En 1765, un écrivain anonyme et mystérieux écrivit « L'Élégie écrite sur un cimetière de campagne, traduite de l'Anglois de M. Gray. », publiée dans la Gazette littéraire. Cependant, dans une note en fin du document, les rédacteurs notèrent que « Cette traduction est l'ouvrage d'une Dame jeune et amiable qui joint aux agréments de son sexe des connoissances et des talens qu'un homme de Lettres lui envieroit. »
Qui était donc la mystérieuse traductrice ? Elle s'appelait Suzanne Curchod de Nasse Necker. Après avoir
été la maîtresse d'Edward Gibbon, célèbre historien britannique (auteur de L'Histoire de la décadence et de la chute de l'Empire romain) et Membre du Parlement anglais, elle avait épousé en 1764, peu de temps auparavant, le banquier et homme politique genevois, et ministre des Finances de Louis XVI, Jacques Necker. Plus tard, elle donnerait naissance à Anne-Louise-Germaine Necker, mieux connue sous son nom d'épouse, Madame de Staël [3].
Telle est l'une des histoires fascinantes narrées dans A Dangerous Liberty, Translating Gray's Elegy.
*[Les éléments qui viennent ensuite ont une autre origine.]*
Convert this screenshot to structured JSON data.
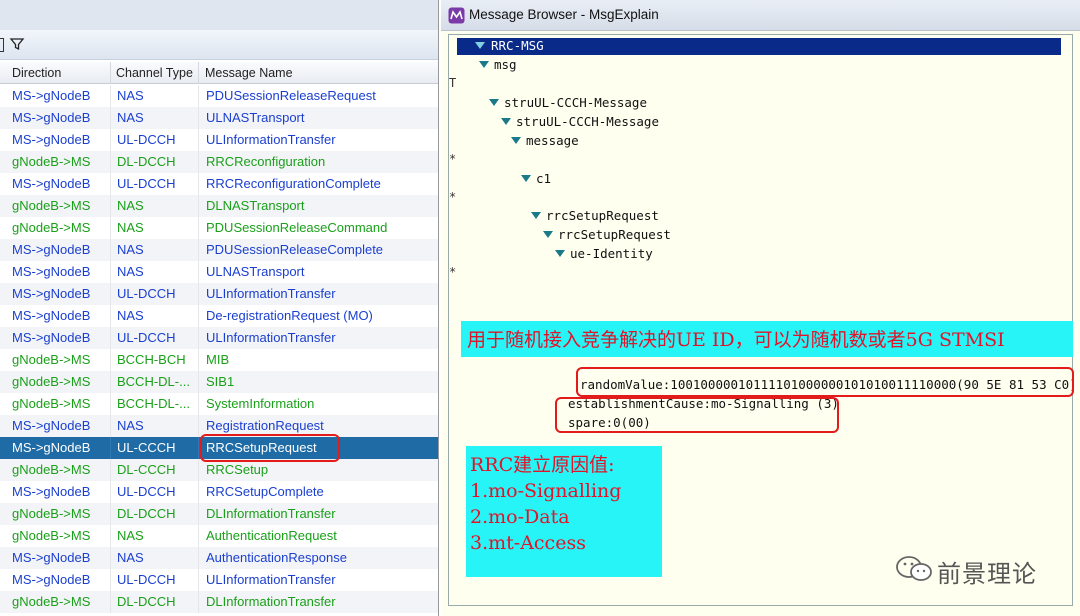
{
  "left": {
    "columns": [
      "Direction",
      "Channel Type",
      "Message Name"
    ],
    "rows": [
      {
        "direction": "MS->gNodeB",
        "channel": "NAS",
        "message": "PDUSessionReleaseRequest",
        "color": "#1a3fd0"
      },
      {
        "direction": "MS->gNodeB",
        "channel": "NAS",
        "message": "ULNASTransport",
        "color": "#1a3fd0"
      },
      {
        "direction": "MS->gNodeB",
        "channel": "UL-DCCH",
        "message": "ULInformationTransfer",
        "color": "#1a3fd0"
      },
      {
        "direction": "gNodeB->MS",
        "channel": "DL-DCCH",
        "message": "RRCReconfiguration",
        "color": "#1aa01a"
      },
      {
        "direction": "MS->gNodeB",
        "channel": "UL-DCCH",
        "message": "RRCReconfigurationComplete",
        "color": "#1a3fd0"
      },
      {
        "direction": "gNodeB->MS",
        "channel": "NAS",
        "message": "DLNASTransport",
        "color": "#1aa01a"
      },
      {
        "direction": "gNodeB->MS",
        "channel": "NAS",
        "message": "PDUSessionReleaseCommand",
        "color": "#1aa01a"
      },
      {
        "direction": "MS->gNodeB",
        "channel": "NAS",
        "message": "PDUSessionReleaseComplete",
        "color": "#1a3fd0"
      },
      {
        "direction": "MS->gNodeB",
        "channel": "NAS",
        "message": "ULNASTransport",
        "color": "#1a3fd0"
      },
      {
        "direction": "MS->gNodeB",
        "channel": "UL-DCCH",
        "message": "ULInformationTransfer",
        "color": "#1a3fd0"
      },
      {
        "direction": "MS->gNodeB",
        "channel": "NAS",
        "message": "De-registrationRequest (MO)",
        "color": "#1a3fd0"
      },
      {
        "direction": "MS->gNodeB",
        "channel": "UL-DCCH",
        "message": "ULInformationTransfer",
        "color": "#1a3fd0"
      },
      {
        "direction": "gNodeB->MS",
        "channel": "BCCH-BCH",
        "message": "MIB",
        "color": "#1aa01a"
      },
      {
        "direction": "gNodeB->MS",
        "channel": "BCCH-DL-...",
        "message": "SIB1",
        "color": "#1aa01a"
      },
      {
        "direction": "gNodeB->MS",
        "channel": "BCCH-DL-...",
        "message": "SystemInformation",
        "color": "#1aa01a"
      },
      {
        "direction": "MS->gNodeB",
        "channel": "NAS",
        "message": "RegistrationRequest",
        "color": "#1a3fd0"
      },
      {
        "direction": "MS->gNodeB",
        "channel": "UL-CCCH",
        "message": "RRCSetupRequest",
        "color": "#ffffff",
        "selected": true
      },
      {
        "direction": "gNodeB->MS",
        "channel": "DL-CCCH",
        "message": "RRCSetup",
        "color": "#1aa01a"
      },
      {
        "direction": "MS->gNodeB",
        "channel": "UL-DCCH",
        "message": "RRCSetupComplete",
        "color": "#1a3fd0"
      },
      {
        "direction": "gNodeB->MS",
        "channel": "DL-DCCH",
        "message": "DLInformationTransfer",
        "color": "#1aa01a"
      },
      {
        "direction": "gNodeB->MS",
        "channel": "NAS",
        "message": "AuthenticationRequest",
        "color": "#1aa01a"
      },
      {
        "direction": "MS->gNodeB",
        "channel": "NAS",
        "message": "AuthenticationResponse",
        "color": "#1a3fd0"
      },
      {
        "direction": "MS->gNodeB",
        "channel": "UL-DCCH",
        "message": "ULInformationTransfer",
        "color": "#1a3fd0"
      },
      {
        "direction": "gNodeB->MS",
        "channel": "DL-DCCH",
        "message": "DLInformationTransfer",
        "color": "#1aa01a"
      }
    ]
  },
  "right": {
    "title": "Message Browser - MsgExplain",
    "tree": {
      "root": "RRC-MSG",
      "msg": "msg",
      "t_marker": "T",
      "star": "*",
      "n1": "struUL-CCCH-Message",
      "n2": "struUL-CCCH-Message",
      "n3": "message",
      "n4": "c1",
      "n5": "rrcSetupRequest",
      "n6": "rrcSetupRequest",
      "n7": "ue-Identity",
      "randomValue": "randomValue:10010000010111101000000101010011110000(90 5E 81 53 C0)",
      "establishmentCause": "establishmentCause:mo-Signalling (3)",
      "spare": "spare:0(00)"
    },
    "annotation1": "用于随机接入竞争解决的UE ID，可以为随机数或者5G STMSI",
    "annotation2": {
      "title": "RRC建立原因值:",
      "items": [
        "1.mo-Signalling",
        "2.mo-Data",
        "3.mt-Access"
      ]
    }
  },
  "watermark": "前景理论"
}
Cet ouvrage va bien au-delà de l'étude de l'Élégie de Gray : par le tableau qu'il brosse de l'influence qu'ont exercée divers textes littéraires anglais sur le paysage littéraire français au XVIIIème siècle, il constitue un vrai tour de force.
Cinq ans après la publication de l'ouvrage de James Garrison, la maison d'édition australienne Leopold Classic Library a publié « Elegy Written in a Country Church-Yard : With Versions in the Greek, Latin, German, Italian, and French Languages » (Élégie écrite dans un cimetière de campagne : avec des versions en langues grecque, latine, allemande, italienne et française). [4] [5]
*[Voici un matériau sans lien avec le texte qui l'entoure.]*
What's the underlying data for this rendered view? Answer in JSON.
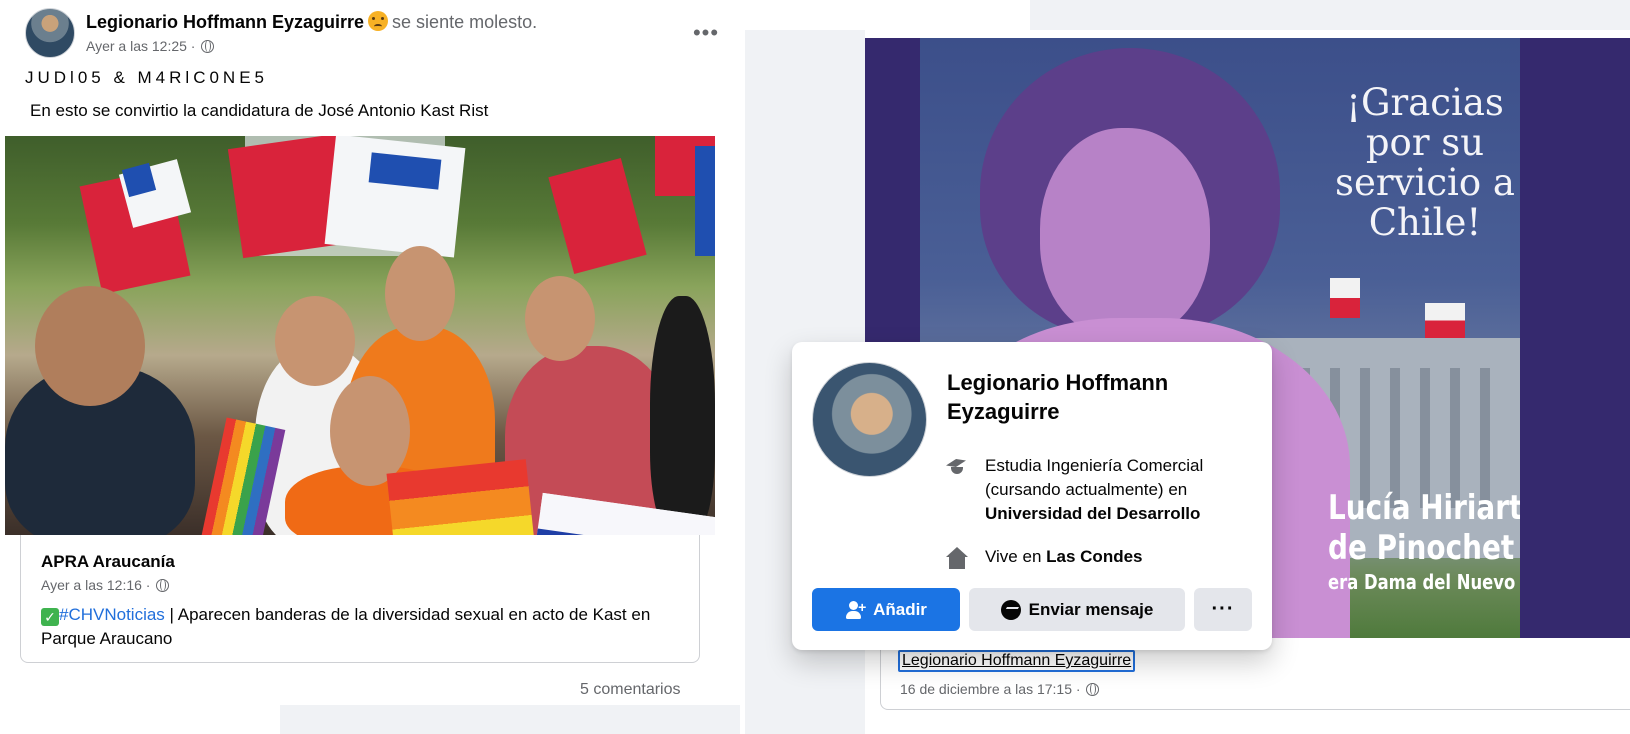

Certaines expressions utilisées dans ce poème font aujourd'hui partie de l'anglais littéraire. En voici quelques exemples : "the paths of glory"; "celestial fire" ; "far from the madding crowd", "the unlettered muse" ;"kindred spirit".
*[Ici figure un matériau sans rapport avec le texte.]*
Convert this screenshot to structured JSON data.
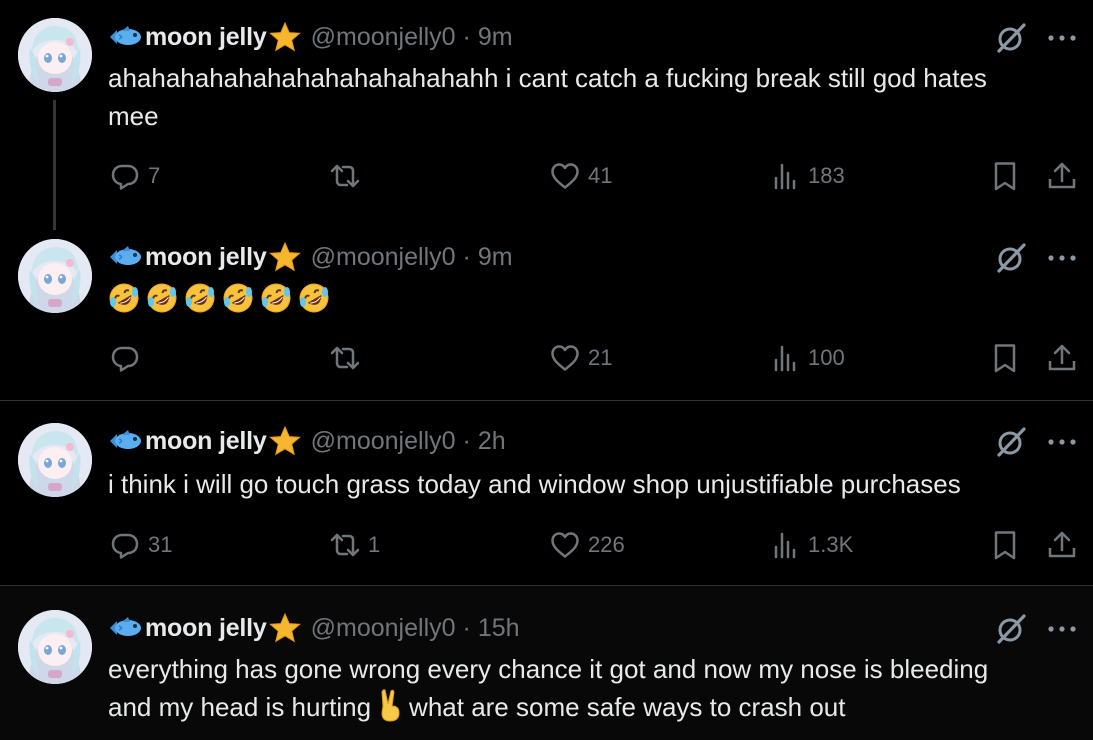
{
  "author": {
    "display_name": "moon jelly",
    "handle": "@moonjelly0",
    "fish_icon": "fish-emoji-icon",
    "star_icon": "star-emoji-icon"
  },
  "separator": "·",
  "tweets": [
    {
      "time": "9m",
      "text": "ahahahahahahahahahahahahahh i cant catch a fucking break still god hates mee",
      "replies": "7",
      "reposts": "",
      "likes": "41",
      "views": "183"
    },
    {
      "time": "9m",
      "emoji": "🤣🤣🤣🤣🤣🤣",
      "replies": "",
      "reposts": "",
      "likes": "21",
      "views": "100"
    },
    {
      "time": "2h",
      "text": "i think i will go touch grass today and window shop unjustifiable purchases",
      "replies": "31",
      "reposts": "1",
      "likes": "226",
      "views": "1.3K"
    },
    {
      "time": "15h",
      "text_line1": "everything has gone wrong every chance it got and now my nose is bleeding",
      "text_line2a": "and my head is hurting",
      "text_line2b": "what are some safe ways to crash out",
      "inline_emoji": "victory-hand-emoji"
    }
  ],
  "colors": {
    "background": "#000000",
    "text": "#e7e9ea",
    "muted": "#71767b",
    "divider": "#2f3336"
  }
}
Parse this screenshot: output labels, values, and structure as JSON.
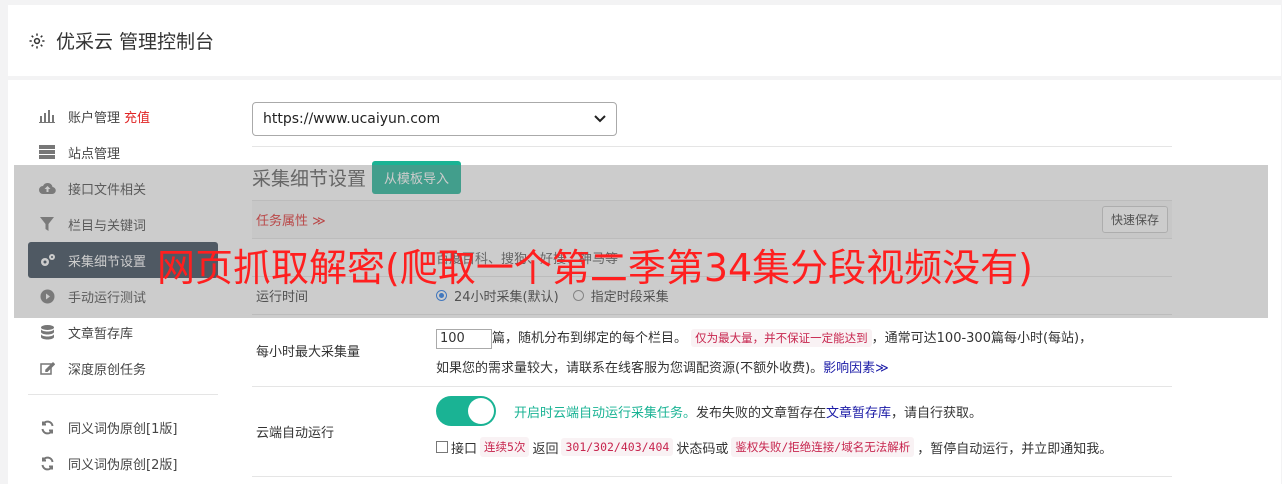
{
  "header": {
    "icon": "gear-icon",
    "title": "优采云 管理控制台"
  },
  "sidebar": {
    "items": [
      {
        "icon": "bar-chart-icon",
        "label": "账户管理",
        "badge": "充值",
        "active": false
      },
      {
        "icon": "server-icon",
        "label": "站点管理",
        "badge": "",
        "active": false
      },
      {
        "icon": "cloud-upload-icon",
        "label": "接口文件相关",
        "badge": "",
        "active": false
      },
      {
        "icon": "filter-icon",
        "label": "栏目与关键词",
        "badge": "",
        "active": false
      },
      {
        "icon": "cogs-icon",
        "label": "采集细节设置",
        "badge": "",
        "active": true
      },
      {
        "icon": "play-circle-icon",
        "label": "手动运行测试",
        "badge": "",
        "active": false
      },
      {
        "icon": "database-icon",
        "label": "文章暂存库",
        "badge": "",
        "active": false
      },
      {
        "icon": "edit-icon",
        "label": "深度原创任务",
        "badge": "",
        "active": false
      }
    ],
    "tools": [
      {
        "icon": "refresh-icon",
        "label": "同义词伪原创[1版]"
      },
      {
        "icon": "refresh-icon",
        "label": "同义词伪原创[2版]"
      }
    ]
  },
  "main": {
    "site_select": "https://www.ucaiyun.com",
    "section_title": "采集细节设置",
    "import_button": "从模板导入",
    "task_attr": "任务属性 ≫",
    "quick_save": "快速保存",
    "sites_row_text": "百度百科、搜狗、好搜、神马等",
    "run_time": {
      "label": "运行时间",
      "option1": "24小时采集(默认)",
      "option2": "指定时段采集"
    },
    "max_per_hour": {
      "label": "每小时最大采集量",
      "value": "100",
      "text1": "篇，随机分布到绑定的每个栏目。",
      "tag": "仅为最大量，并不保证一定能达到",
      "text2": "，通常可达100-300篇每小时(每站)，",
      "text3": "如果您的需求量较大，请联系在线客服为您调配资源(不额外收费)。",
      "link": "影响因素≫"
    },
    "auto_run": {
      "label": "云端自动运行",
      "toggle_text": "开启时云端自动运行采集任务。",
      "desc1": "发布失败的文章暂存在",
      "desc_link": "文章暂存库",
      "desc2": "，请自行获取。",
      "cb_label": "接口",
      "tag1": "连续5次",
      "text_back": "返回",
      "tag2": "301/302/403/404",
      "text_status": "状态码或",
      "tag3": "鉴权失败/拒绝连接/域名无法解析",
      "text_end": "，暂停自动运行，并立即通知我。"
    }
  },
  "watermark": "网页抓取解密(爬取一个第二季第34集分段视频没有)",
  "colors": {
    "accent": "#1ab394",
    "sidebar_active": "#2f4050",
    "danger": "#e02424"
  }
}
[1] Un autre poème auquel tout un livre est consacré est « Les fenêtres » par Apollinaire : “One poem in search of a translator: Rewriting ‘Les fenetres’ by Apollinaire”, Loffredo et Perteghella (published by Verlas Peter Lang).
[2] Jean-Baptiste-Antoine Suard, (1732-1817), homme de lettres et journaliste français.
[3] Germaine de Staël, femme de lettres passionnée, est morte le 14 juillet 1817
[4] Ceci s'inscrit dans les objectifs de publication de cette maison, qui cherche à faciliter un accès plus rapide à une grande réserve d'œuvres littéraires qui, n'ayant plus été publiées depuis des décennies, ne sont plus accessibles pour un public non spécialisé. Le contenu de la plupart des titres de la collection a été scanné depuis les éditions originales.
Pour le catalogue de Classic Library, voir www.leopoldclassiclibrary.com
[5] Gray's "Elegy" in translation
Jonathan Goldberg
Merci d'avoir évoqué cette belle élégie que je ne connaissais pas.